The rally has been organized for Saturday, February 26, at the intersection of Joyce Avenue and Alberni Street, at 10:30 am.

“It’s what’s called an intersaction, a lawful and peaceful statement,” said Hackett. “There’s an alternative voice out there, a more productive and forward-looking one.”

Hackett said the group has been inviting people to the rally through personal contacts and email, but if a public statement is being made, participation from supportive community members is welcome.

He said the intersaction rally is where a group of people congregates and moves legally across the intersection when the walk light flashes.

“We can do a loop around the intersection, carrying signs,” said Hackett. “All of the traffic that comes by sees the message.”

Hackett said those participating in the rally are in complete support of the health-care and frontline workers who have functioned at a high and demanding level during the pandemic.

He added that there are some criticisms to be made regarding how the pandemic has been handled by various governments across Canada.

“We think there should be more support for workers and better-paid sick leave,” said Hackett. “It’s been increased modestly in BC to five days, I believe. Workers’ organizations were asking for 10 days.

“There should be some accommodation for people who have medical reasons to not take the vaccine, but by and large, we have to trust the public authorities in this respect. None of us are uncritical of government, but I think the far-right organizers of the convoy have an automatic rejection of anything the government does. They are trying to throw sand in the wheels of the government, even when it does positive things.”

Hackett said those who participated in the freedom convoy are a small number compared to the more than 36,000 COVID-19 deaths in Canada. He said people have died waiting for medical attention because beds have been occupied with COVID-19 patients who chose not to be vaccinated.

“The stress on the workers must be awful so we want to send a statement of love and support to them as part of it,” said Hackett. “They’ve taken a lot of unnecessary abuse and it’s really disgraceful when you think about it.

“We wanted to make a public statement. We know public opinion is with us but it needs a more public voice and a public presence. So, we’re calling it a rally for responsibility. We’re doing it as concerned individuals.”

Hackett said the freedom convoy organizers have diverted political discussion in Canada in unproductive ways.

“We’re debating the wrong things,” said Hackett. “We should be debating about how to get out of the pandemic and how to support workers, plus how to recover the economy.”

Mandates not irrational, says participant

Fred Guerin, who is also planning to attend the rally, said vaccine mandates can appear to be an infringement to people’s freedom, so he does understand that side of things from the perspective of people who are in the convoy.

“Nobody likes the idea of being coerced into putting something into their bodies they don’t want,” said Guerin. “Our bodies are sovereign. But, we are also collectively faced with a virus that has affected 500 million people and caused the deaths of more than six million. So, vaccine mandates are not an irrational or freedom-destroying response in that context.
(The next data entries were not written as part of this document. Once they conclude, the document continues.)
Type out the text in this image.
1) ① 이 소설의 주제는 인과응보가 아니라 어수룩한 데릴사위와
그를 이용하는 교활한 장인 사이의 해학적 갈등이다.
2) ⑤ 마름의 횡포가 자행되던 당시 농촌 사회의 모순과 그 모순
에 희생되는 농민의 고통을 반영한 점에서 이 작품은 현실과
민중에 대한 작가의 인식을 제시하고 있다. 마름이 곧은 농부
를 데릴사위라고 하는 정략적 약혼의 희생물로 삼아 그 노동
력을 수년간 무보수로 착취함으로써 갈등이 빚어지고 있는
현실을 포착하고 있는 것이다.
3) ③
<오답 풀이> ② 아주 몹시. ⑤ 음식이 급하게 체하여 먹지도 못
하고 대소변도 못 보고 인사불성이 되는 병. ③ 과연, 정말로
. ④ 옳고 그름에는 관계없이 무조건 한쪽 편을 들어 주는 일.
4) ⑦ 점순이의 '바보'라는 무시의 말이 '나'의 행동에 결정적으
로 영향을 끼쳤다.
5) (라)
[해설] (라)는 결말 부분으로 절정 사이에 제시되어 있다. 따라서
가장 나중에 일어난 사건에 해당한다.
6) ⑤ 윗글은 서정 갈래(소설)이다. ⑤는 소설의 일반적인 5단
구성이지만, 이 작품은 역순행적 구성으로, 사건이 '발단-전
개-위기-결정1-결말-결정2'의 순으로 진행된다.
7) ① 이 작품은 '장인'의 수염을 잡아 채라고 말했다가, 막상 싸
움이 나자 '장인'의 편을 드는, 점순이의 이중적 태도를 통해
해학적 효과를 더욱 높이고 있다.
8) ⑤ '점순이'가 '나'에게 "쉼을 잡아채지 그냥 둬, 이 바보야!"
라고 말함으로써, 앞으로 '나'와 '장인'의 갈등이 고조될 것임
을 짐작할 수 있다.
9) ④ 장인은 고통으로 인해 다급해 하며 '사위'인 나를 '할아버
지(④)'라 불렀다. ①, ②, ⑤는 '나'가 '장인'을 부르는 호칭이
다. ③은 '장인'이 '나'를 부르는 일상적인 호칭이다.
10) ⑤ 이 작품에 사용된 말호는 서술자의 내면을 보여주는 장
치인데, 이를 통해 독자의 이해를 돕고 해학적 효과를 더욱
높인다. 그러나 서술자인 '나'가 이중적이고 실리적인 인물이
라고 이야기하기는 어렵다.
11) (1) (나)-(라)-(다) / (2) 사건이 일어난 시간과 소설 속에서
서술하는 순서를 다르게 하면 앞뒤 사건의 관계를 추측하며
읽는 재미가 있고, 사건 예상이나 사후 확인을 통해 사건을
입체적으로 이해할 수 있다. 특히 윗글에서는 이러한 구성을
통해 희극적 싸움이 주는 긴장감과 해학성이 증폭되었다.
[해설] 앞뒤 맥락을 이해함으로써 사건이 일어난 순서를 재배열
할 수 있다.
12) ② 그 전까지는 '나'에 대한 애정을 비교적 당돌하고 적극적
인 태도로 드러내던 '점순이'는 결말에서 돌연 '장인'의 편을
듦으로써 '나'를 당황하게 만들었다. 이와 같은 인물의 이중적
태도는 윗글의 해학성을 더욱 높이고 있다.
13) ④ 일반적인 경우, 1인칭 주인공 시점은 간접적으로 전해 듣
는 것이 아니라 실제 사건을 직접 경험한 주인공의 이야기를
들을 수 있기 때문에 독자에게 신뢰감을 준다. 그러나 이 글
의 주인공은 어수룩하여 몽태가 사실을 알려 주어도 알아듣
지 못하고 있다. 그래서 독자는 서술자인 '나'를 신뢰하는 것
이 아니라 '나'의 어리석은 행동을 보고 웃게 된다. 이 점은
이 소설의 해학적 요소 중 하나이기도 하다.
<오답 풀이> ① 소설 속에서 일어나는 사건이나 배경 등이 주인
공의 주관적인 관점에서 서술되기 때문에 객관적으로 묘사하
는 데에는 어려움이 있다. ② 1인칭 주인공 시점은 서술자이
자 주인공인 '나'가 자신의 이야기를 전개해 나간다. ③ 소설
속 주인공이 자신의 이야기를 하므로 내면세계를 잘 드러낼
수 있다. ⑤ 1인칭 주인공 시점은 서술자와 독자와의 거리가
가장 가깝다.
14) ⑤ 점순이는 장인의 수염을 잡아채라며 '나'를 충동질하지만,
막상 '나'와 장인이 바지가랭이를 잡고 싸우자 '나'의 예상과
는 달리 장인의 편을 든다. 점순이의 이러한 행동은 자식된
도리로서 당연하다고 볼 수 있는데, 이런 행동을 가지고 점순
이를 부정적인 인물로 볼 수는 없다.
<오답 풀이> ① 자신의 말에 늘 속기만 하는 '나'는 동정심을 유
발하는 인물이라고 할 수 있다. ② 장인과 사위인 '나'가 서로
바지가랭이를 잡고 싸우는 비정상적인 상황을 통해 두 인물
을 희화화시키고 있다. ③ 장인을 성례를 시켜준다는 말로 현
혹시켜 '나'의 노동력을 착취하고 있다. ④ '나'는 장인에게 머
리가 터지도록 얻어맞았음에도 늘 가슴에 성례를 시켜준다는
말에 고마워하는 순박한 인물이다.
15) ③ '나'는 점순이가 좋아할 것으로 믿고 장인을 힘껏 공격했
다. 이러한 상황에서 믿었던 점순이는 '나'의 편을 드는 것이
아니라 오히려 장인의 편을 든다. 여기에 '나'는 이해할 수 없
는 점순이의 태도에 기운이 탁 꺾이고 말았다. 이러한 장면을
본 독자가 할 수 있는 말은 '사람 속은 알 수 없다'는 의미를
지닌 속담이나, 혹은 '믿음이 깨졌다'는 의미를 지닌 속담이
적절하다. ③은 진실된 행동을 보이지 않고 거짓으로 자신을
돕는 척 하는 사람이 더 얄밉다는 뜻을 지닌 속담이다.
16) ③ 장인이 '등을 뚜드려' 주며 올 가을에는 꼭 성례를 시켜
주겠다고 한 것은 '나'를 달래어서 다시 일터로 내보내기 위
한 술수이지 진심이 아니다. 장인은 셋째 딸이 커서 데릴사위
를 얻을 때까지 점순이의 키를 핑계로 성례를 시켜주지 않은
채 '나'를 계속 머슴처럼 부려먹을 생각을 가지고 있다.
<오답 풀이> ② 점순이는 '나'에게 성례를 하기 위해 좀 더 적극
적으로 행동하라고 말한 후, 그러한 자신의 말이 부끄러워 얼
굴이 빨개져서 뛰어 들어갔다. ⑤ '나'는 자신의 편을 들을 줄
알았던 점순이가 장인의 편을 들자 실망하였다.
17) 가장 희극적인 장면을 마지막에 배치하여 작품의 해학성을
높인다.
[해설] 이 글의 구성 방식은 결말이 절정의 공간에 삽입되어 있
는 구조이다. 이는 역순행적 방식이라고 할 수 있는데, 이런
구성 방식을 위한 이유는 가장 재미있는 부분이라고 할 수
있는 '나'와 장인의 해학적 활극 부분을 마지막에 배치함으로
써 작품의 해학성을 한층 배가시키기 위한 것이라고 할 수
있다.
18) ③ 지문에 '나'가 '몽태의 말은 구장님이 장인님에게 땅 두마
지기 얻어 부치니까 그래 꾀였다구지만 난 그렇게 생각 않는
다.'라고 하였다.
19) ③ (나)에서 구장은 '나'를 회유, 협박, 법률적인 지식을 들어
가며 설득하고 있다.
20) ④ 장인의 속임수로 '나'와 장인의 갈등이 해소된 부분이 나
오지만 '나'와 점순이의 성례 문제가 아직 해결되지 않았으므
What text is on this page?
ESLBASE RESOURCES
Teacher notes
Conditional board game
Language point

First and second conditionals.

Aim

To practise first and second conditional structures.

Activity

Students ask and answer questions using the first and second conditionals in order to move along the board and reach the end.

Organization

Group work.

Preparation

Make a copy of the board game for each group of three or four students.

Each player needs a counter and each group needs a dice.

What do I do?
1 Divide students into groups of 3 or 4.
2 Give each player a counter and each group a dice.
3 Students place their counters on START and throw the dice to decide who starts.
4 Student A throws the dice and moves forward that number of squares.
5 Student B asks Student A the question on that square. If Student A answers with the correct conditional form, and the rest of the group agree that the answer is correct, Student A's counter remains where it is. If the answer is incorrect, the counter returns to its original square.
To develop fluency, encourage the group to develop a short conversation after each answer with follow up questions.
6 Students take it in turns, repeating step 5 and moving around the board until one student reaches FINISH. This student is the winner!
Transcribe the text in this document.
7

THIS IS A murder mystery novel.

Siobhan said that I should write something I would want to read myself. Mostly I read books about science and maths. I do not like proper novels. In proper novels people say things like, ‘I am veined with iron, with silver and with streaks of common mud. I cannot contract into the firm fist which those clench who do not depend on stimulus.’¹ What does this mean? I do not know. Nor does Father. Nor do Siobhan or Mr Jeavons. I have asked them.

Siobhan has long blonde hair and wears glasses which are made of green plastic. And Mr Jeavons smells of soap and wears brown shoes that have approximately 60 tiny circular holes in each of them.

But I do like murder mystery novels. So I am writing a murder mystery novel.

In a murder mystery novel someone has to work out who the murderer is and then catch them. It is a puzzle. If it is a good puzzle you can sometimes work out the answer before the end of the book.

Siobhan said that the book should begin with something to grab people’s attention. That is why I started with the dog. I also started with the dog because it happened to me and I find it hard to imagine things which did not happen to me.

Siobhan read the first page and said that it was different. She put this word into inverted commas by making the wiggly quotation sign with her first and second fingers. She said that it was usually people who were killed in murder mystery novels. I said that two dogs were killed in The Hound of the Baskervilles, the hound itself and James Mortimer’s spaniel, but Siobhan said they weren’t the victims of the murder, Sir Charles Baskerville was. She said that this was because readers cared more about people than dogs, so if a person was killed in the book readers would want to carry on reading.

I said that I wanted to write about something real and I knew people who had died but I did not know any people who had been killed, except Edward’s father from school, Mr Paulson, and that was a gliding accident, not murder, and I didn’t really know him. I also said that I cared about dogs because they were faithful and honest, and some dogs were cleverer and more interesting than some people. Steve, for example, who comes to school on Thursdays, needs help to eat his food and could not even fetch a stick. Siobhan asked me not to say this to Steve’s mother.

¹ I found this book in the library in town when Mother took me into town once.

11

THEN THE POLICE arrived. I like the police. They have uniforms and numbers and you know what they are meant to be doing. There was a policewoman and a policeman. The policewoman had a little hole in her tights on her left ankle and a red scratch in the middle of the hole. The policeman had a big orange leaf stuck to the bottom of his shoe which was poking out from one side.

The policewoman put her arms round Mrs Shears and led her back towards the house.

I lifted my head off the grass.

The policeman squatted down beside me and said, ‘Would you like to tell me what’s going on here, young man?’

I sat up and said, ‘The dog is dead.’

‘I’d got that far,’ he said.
“Our own charter of rights acknowledges that we don’t live in isolation and our individual freedom is not absolute. The charter says governments can limit freedoms in reasonable ways for the good of everyone. That’s what’s behind our rally. None of us like our freedoms limited but we can see that in certain cases, that makes good sense, and especially in the case of pandemics, where the whole idea behind the growth of the pandemic is that the more people are infected, the more the virus gets a chance to replicate and mutate.”

Guerin said MRNA vaccines are not perfect, but vaccines work and save lives.

“Historically, we’ve seen vaccines have all but eliminated diseases such as smallpox, tetanus, polio, rubella and mumps,” said Guerin. “There’s a whole list of them. It’s important to understand this is not a conspiracy to take people’s freedom away. This is an unfortunate but necessary measure we all sort of have to accept if we want to live with each other in a healthy world.”